Since joining Intel as chief people officer, one of my top priorities has been preparing our global teams for the future of work.
The pandemic compressed a decade’s worth of change into months. From a crisis came an opportunity to reimagine how we work and collaborate. At Intel, it’s meant creating our future as a “hybrid-first” company.
We are focused on providing a dynamic, flexible, and inclusive workplace that enables all our 110,600 employees to do their best work. We believe this approach will support our culture as a results-driven organization and enable our teams to execute with speed.
Reimagining How and Where We Work
Intel’s response to the pandemic has been grounded in data-driven decision-making and embracing uncertainty. While many companies quickly announced return-to-office timelines and models, Intel paused. We instead based our plans on local data and regulations for each site and continuously adjusted as we learned.
We took the same approach in the design of our future workplace. We surveyed employees around the globe and used data to inform everything, from shaping our working models to designing on-site collaboration spaces.
In an April 2021 survey, 90 percent of our employees shared that they preferred a hybrid workplace when their sites re-open. While we will continue learning and adapting as we go, we are looking to the future with three working models:
- Hybrid: The majority of employees will split their time between working remotely and in the office. We’re not mandating a single approach regarding the number of days per week all employees should be on-site or how people should collaborate. We are empowering teams to find the balance that drives results and achieves our business goals. There is no one-size-fits-all approach for our global workforce.
- On-site: As a manufacturing company, some roles will always be “on-site” full time. This includes our employees who work in labs and factories that are critical to much of our world’s digital infrastructure. Hybrid-eligible employees will also have the choice to work primarily on-site if they prefer.
- Fully remote: We will also continue supporting a small number of employees who have been designated as fully home-based due to the nature of their work and generally attend Intel sites occasionally based on business need.
Our goal is to enable remote and on-site work where it drives the best output, while ensuring everyone has equitable access to the systems, resources, and opportunities needed to thrive. Over the past 20 months, we have learned we can be incredibly successful virtually, but we believe human connection fuels innovation.
We want employees and their managers to partner to determine the work location and model that drives the best results for their type of work. This might mean working from home to focus on a priority project or working on-site where the in-person use of upgraded collaboration spaces and new tools can be an asset. Connecting global teams across sites with enhanced one-touch video conferencing and center-of-room control captures the magic of face-to-face collaboration, sparking innovation and creativity.
Prioritizing Inclusion
While hybrid and flexible working models can cast a wider recruitment net and provide the flexibility many candidates seek, business leaders still face the challenge of ensuring that future model is inclusive and supports everyone long-term.
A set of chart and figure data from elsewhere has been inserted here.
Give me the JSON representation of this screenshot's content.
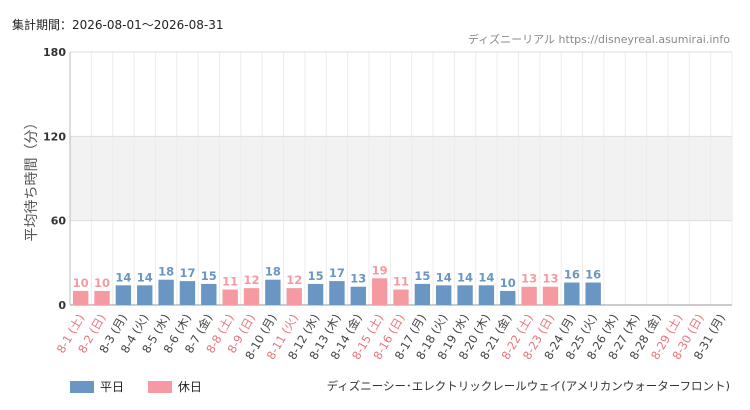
{
  "header": {
    "period_label": "集計期間：2026-08-01～2026-08-31",
    "source_label": "ディズニーリアル https://disneyreal.asumirai.info"
  },
  "footer": {
    "subtitle": "ディズニーシー･エレクトリックレールウェイ(アメリカンウォーターフロント)"
  },
  "legend": [
    {
      "label": "平日",
      "color": "#6a96c4"
    },
    {
      "label": "休日",
      "color": "#f49aa0"
    }
  ],
  "chart_data": {
    "type": "bar",
    "ylabel": "平均待ち時間（分）",
    "ylim": [
      0,
      180
    ],
    "yticks": [
      0,
      60,
      120,
      180
    ],
    "shaded_band": [
      60,
      120
    ],
    "categories": [
      "8-1 (土)",
      "8-2 (日)",
      "8-3 (月)",
      "8-4 (火)",
      "8-5 (水)",
      "8-6 (木)",
      "8-7 (金)",
      "8-8 (土)",
      "8-9 (日)",
      "8-10 (月)",
      "8-11 (火)",
      "8-12 (水)",
      "8-13 (木)",
      "8-14 (金)",
      "8-15 (土)",
      "8-16 (日)",
      "8-17 (月)",
      "8-18 (火)",
      "8-19 (水)",
      "8-20 (木)",
      "8-21 (金)",
      "8-22 (土)",
      "8-23 (日)",
      "8-24 (月)",
      "8-25 (火)",
      "8-26 (水)",
      "8-27 (木)",
      "8-28 (金)",
      "8-29 (土)",
      "8-30 (日)",
      "8-31 (月)"
    ],
    "values": [
      10,
      10,
      14,
      14,
      18,
      17,
      15,
      11,
      12,
      18,
      12,
      15,
      17,
      13,
      19,
      11,
      15,
      14,
      14,
      14,
      10,
      13,
      13,
      16,
      16,
      null,
      null,
      null,
      null,
      null,
      null
    ],
    "day_type": [
      "休日",
      "休日",
      "平日",
      "平日",
      "平日",
      "平日",
      "平日",
      "休日",
      "休日",
      "平日",
      "休日",
      "平日",
      "平日",
      "平日",
      "休日",
      "休日",
      "平日",
      "平日",
      "平日",
      "平日",
      "平日",
      "休日",
      "休日",
      "平日",
      "平日",
      "平日",
      "平日",
      "平日",
      "休日",
      "休日",
      "平日"
    ],
    "colors": {
      "平日": "#6a96c4",
      "休日": "#f49aa0",
      "平日_text": "#444444",
      "休日_text": "#e8757d"
    }
  }
}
Recently, Intel commissioned an independent global study on inclusion in the future of work. The goal of the study was to understand how business leaders from around the world are thinking about creating equitable workplaces. We received responses from 3,000 business leaders from 17 countries. We’re using the data to help inform our planning – and today we’re sharing the global and regional findings publicly so others can reference and apply these insights into their own workforces. Findings include:
- The pandemic has helped advance diversity and inclusion (D&I) for some companies.
- 63% of respondents say the COVID-19 pandemic has had a positive impact on D&I in their organization, with 46% saying that remote work and digitalization has meant it’s easier to recruit employees from under-represented groups.
- However, the pandemic has negatively impacted underrepresented groups.
- 54% of business leaders cited employees with disabilities as the top underrepresented group that has left the workforce because of the pandemic, followed by female employees (38%) and parents (37%).
- Leaders cited navigating inclusion for a hybrid workforce as their current top D&I priority. They are focused on improving workplace culture in a few ways.
- 51% are focused on ensuring fair career progression for all employees, whether in-person or remote.
- 49% are focused on training/workshops for successful hybrid work.
- 40% are focused on supporting employees with disabilities.
Intel remains focused on keeping inclusion at the forefront of business planning. I’m working closely with Intel leaders like Dawn Jones, chief diversity and inclusion officer and vice president of social impact, to ensure employees most at risk aren’t left behind as we redefine where, when and how we work.
At the same time, ensuring diversity and inclusion are prioritized in the future of work is not a job for a single person or company. That’s why coalitions like the Alliance for Global Inclusion are key to convening the industry on key D&I issues and solutions.
Looking Ahead
Intel’s approach for the future of work is grounded in our belief that our people are our most important asset. While we know we don’t have all the answers for what will work best long-term, the data shows that many workers are looking for increased flexibility, and that’s why we’re leading with a hybrid-first approach. As we look to the road ahead, we will continue to prioritize and integrate diversity and inclusion into everything – our culture, systems, leadership expectations and performance metrics – to ensure our future workplace works for everyone.
Christy Pambianchi is executive vice president and chief people officer at Intel Corporation.